Название: Everything We Ever Wanted
Автор: Sara Shepard
Издательство: HarperCollins
Жанр: Современная зарубежная литература
isbn: 9780007328840
isbn:
‘And we’ll need so many supplies,’ Sylvie added. She grabbed a Land’s End catalogue from the bottom of the pile. ‘I’ve marked lots of things.’ She turned to a page that displayed flashlights, travel mugs, a fondue pot. ‘We could make s’mores on the beach,’ she crowed gaily. ‘Wouldn’t that be fun?’
‘Huh,’ Charles murmured vaguely.
Sylvie folded her hands over the magazine. ‘How is work, by the way?’
Charles shrugged. ‘Busy.
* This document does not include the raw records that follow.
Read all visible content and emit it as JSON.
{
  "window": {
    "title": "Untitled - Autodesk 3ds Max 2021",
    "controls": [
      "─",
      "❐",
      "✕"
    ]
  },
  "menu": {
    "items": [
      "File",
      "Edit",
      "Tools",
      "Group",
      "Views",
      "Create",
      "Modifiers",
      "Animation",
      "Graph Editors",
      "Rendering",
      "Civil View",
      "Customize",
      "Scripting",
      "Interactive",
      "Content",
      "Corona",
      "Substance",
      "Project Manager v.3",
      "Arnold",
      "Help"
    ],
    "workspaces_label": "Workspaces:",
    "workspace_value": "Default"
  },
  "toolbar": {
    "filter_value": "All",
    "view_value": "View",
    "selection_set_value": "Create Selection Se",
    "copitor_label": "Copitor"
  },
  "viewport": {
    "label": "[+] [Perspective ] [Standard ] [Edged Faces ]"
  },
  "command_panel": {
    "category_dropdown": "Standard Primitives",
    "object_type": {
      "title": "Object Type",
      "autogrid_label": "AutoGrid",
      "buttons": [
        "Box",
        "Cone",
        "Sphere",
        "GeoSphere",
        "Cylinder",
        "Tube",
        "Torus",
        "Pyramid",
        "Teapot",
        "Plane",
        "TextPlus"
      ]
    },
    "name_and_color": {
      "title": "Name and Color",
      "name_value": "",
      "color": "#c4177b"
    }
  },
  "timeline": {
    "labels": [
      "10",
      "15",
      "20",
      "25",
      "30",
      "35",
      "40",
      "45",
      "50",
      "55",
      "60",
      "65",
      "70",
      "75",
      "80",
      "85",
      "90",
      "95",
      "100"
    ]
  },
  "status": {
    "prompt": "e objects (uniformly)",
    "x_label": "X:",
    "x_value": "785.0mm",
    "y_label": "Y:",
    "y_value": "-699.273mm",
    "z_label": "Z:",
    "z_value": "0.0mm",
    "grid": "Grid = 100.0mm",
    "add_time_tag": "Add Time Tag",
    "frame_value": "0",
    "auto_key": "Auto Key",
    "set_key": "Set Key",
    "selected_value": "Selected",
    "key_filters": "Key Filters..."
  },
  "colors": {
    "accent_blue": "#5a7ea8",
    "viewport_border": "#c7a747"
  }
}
You know.’
‘Dealing with any interesting clients?’
There was an abrupt, fuzzy thud next door, and then a faster-paced song. Joanna flinched, but she didn’t bother glancing at Charles again. He was obviously ignoring it.
‘Not really,’ Charles spoke over the noise. ‘Same ones.’
‘And Joanna?’ Sylvie turned politely to face her daughter-in-law. ‘How’s the new house coming along?’
Joanna smiled. ‘Good. Lots of boxes still to unpack, though.’
‘Have you met any neighbors?’
She looked down. ‘Uh, no one yet. But I’m sure we will soon.’
Sylvie nodded. Joanna could tell she was searching for something more specific she could ask her about – a hobby, maybe – but was coming up with nothing. ‘Excellent,’ she finally said. And then, ‘Goodness. The bread.’
She scampered to the oven, slid on two mitts, and pulled the banana bread pan from the tray. Steam curled around her face, fogging her small, wire-framed glasses. She carried the pan over, removed one of her oven mitts with her teeth, and set it on the table. Then she placed the pan on top of the mitt. The knife slid easily against the sides of the pan, and more steam gushed out. She pushed the pan to Charles and he cut himself a thick slice and put it on his plate. He used the side of his fork to cut off a bite.
Joanna waited and waited. Just as he was about to put the bite in his mouth, she touched his arm and said in a voice far whinier than she intended, ‘Charles?’
He looked up; she nudged her chin toward the pan. He lowered his fork. ‘Oh. Sorry.’
He began cutting her a piece, but she changed her mind and waved him away. ‘I’ll be back,’ she muttered, standing.
‘Joanna,’ Charles protested. ‘I didn’t know you wanted any. You don’t usually eat dessert.’
‘It’s fine,’ she said loudly, wheeling out of the room. ‘I just…the bathroom.’ She rounded the corner into the hall.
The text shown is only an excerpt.